En Venezuela los sefardíes hicieron grandes contribuciones al país en todos sus ámbitos: económico, cultural, educativo, científico y político. Muchos apellidos sefardíes hoy están totalmente integrados a la sociedad venezolana, y que ya no se identifican como judíos pues están asimilados a la mayoría católica, han marcado la historia del país: Maduro, Capriles, Curiel Henríquez, De Sola, Chumaceiro, Senior, Ricardo, Bencomo, Fonseca, De Lima, son algunos de ellos. 

Otros han dejando su impronta en las artes y la literatura. Podemos mencionar al escritor Isaac Chocrón Serfaty, autor de extraordinarias novelas como Rómpase en caso de incendio (probablemente su texto más sefardí) y de obras de teatro memorables como Animales feroces. La cineasta Margot Benacerraf, directora del premiado documental Araya y fundadora de la Cinemateca Nacional.  Amador Bendayán, actor y animador de televisión. Otros lo hicieron en la ciencia, como el Dr. David Lobo, médico pionero del diagnóstico biológico del embarazo en Venezuela. O el desarrollo urbano. Es el caso del arquitecto Mario Benmergui, fundador el Taller BMPT, que estableció los lineamientos arquitectónicos para las estaciones del Metro de Caracas y quien fue responsable y director del diseño de ocho estaciones del mismo sistema subterráneo. En el mundo académico como el profesor Carlos Guerón, experto en política exterior y que fue director de la Escuela de Estudios Internacionales de la UCV. O en la política, como Paulina Gamus, quien ha tenido una destacada carrera de servicio público en la era democrática. Así podríamos nombrar a muchas personas de origen sefardí que tuvieron un impacto en la vida nacional. La obra de referencia en este sentido es el Diccionario de la cultura judía en Venezuela de Abraham Levy Benshimol y Jacqueline Goldberg en el que se recopilan reseñas biográficas de los judíos (tanto asquenazis como sefardíes) que contribuyeron al desarrollo de Venezuela. El Dr. Levy Benshimol también escribió Dejando huella. Aproximación a la judeidad venezolana en el que presenta 19 esbozos biográficos de judíos venezolanos.

La comunidad judía de Venezuela ha hecho aportes para rescatar y difundir el legado y las tradiciones sefardíes. La Asociación Israelita de Venezuela, el Centro de Estudios Sefardíes de Caracas, la revista Maguén-Escudo y el Museo Sefardí Morris E. Curriel han sido y son todavía bastiones de la cultura judeo-sefardí. La Semana Sefardí de Caracas, los libros, los artículos, los discos, las conferencias, las exposiciones, son testimonio de una identidad judeo-sefardí dinámica y floreciente a pesar de todas las limitaciones y dificultades del momento actual.
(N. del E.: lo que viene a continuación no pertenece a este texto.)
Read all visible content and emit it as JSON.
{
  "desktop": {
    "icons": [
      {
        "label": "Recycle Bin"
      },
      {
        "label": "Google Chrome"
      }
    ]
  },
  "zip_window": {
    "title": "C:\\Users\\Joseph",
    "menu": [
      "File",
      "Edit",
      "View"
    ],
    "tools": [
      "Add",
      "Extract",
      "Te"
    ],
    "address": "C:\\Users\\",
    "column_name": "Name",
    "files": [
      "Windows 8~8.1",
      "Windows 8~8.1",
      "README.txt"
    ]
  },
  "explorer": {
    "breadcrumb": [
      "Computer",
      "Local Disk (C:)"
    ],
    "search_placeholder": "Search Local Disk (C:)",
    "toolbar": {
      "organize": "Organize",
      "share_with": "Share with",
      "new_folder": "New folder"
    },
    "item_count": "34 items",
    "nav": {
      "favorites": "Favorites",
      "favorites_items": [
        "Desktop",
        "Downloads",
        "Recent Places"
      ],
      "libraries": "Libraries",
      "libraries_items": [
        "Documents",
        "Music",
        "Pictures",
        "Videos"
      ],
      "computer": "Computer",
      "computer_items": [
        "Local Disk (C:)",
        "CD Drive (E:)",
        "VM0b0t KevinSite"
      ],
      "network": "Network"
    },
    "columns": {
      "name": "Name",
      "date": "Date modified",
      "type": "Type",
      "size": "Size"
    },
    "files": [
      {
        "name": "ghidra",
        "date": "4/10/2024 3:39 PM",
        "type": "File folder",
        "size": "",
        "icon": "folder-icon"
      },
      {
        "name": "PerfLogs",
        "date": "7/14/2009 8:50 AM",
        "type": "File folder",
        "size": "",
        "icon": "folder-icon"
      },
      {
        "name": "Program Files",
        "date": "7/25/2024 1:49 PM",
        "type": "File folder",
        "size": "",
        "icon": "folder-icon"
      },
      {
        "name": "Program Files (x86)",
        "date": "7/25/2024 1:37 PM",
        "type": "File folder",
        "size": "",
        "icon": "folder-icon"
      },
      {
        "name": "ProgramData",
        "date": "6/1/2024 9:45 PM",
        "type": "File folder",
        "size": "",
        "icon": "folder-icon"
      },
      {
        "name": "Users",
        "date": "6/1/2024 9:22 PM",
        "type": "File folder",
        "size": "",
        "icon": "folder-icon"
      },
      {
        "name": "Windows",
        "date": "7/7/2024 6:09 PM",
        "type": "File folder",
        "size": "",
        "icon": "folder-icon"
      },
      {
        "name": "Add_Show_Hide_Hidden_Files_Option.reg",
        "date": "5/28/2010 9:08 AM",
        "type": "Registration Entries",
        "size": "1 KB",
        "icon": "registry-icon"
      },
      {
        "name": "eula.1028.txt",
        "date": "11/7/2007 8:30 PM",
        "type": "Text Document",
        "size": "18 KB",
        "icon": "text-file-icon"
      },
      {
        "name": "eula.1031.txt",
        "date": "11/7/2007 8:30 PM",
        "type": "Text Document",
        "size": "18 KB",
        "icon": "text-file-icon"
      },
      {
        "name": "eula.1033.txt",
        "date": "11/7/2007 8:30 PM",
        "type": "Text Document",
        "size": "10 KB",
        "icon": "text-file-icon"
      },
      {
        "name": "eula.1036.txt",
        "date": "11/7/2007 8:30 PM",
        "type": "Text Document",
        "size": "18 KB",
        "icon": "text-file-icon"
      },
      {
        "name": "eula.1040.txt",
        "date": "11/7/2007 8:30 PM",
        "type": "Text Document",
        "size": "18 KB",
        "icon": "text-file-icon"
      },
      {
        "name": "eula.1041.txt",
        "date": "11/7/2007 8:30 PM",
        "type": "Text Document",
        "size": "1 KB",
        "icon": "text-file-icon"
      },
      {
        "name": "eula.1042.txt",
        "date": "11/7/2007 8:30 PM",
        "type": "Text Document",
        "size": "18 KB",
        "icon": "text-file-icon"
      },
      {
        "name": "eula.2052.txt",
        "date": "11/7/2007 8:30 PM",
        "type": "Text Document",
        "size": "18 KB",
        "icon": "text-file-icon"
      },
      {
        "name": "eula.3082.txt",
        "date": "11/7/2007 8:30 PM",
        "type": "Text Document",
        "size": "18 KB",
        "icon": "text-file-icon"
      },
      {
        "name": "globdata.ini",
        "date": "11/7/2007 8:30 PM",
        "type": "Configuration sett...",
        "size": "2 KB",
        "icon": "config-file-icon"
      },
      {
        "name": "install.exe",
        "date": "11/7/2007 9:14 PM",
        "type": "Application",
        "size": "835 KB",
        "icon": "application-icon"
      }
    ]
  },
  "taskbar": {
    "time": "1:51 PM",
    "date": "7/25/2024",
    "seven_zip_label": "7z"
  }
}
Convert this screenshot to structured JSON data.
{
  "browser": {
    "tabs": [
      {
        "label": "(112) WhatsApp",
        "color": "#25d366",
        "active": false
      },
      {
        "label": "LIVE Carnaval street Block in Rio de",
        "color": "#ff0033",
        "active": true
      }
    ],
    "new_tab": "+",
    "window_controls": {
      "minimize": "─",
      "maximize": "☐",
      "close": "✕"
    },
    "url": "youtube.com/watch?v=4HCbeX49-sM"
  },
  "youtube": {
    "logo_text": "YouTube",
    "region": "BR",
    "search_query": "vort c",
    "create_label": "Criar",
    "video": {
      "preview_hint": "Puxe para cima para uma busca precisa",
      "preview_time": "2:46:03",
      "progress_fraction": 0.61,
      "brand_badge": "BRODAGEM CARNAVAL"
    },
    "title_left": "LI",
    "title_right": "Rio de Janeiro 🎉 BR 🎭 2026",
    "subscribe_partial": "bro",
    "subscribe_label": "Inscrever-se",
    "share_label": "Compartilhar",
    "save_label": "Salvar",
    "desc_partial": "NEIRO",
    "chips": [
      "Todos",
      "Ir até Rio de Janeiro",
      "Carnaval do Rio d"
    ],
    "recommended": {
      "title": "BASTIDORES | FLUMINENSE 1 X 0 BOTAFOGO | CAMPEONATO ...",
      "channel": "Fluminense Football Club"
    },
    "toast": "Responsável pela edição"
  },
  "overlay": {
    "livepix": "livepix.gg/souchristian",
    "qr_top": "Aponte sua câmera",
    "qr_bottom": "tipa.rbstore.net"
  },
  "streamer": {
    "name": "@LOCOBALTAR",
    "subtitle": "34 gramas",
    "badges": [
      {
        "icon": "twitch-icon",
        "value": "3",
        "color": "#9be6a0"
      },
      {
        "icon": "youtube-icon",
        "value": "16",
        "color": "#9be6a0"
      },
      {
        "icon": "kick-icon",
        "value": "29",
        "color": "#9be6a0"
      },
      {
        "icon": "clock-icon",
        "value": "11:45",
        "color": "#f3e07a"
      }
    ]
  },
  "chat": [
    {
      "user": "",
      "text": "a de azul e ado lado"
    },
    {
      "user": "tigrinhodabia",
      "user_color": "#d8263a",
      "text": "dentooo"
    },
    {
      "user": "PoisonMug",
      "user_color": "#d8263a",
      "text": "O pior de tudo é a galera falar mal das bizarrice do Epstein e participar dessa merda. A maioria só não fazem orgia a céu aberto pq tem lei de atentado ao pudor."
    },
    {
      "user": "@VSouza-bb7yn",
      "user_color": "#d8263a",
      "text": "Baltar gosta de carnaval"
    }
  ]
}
Y esta tarea de rescate y cultivo del legado sefardí está asociada con nombres fundamentales como Moisés Garzón Serfaty, Jacob Carciente, Amram Cohén, Abraham Botbol, Abraham Levy, Isaac Benarroch, Aquiba Benarroch Lasry, Miriam Harrar, Priscilla Abecasis, Federica Palomero, Alberto Moryusef, Néstor Garrido, entre muchos otros.    

¿Qué es un sefardí? Alguien que trasciende las contingencias del momento. Es más que una búsqueda frenética de la nacionalidad española. Es toda una historia conectada ciertamente con España, pero también profundamente enraizada en Venezuela, y con el destino de todo el pueblo judío y la tierra de Israel.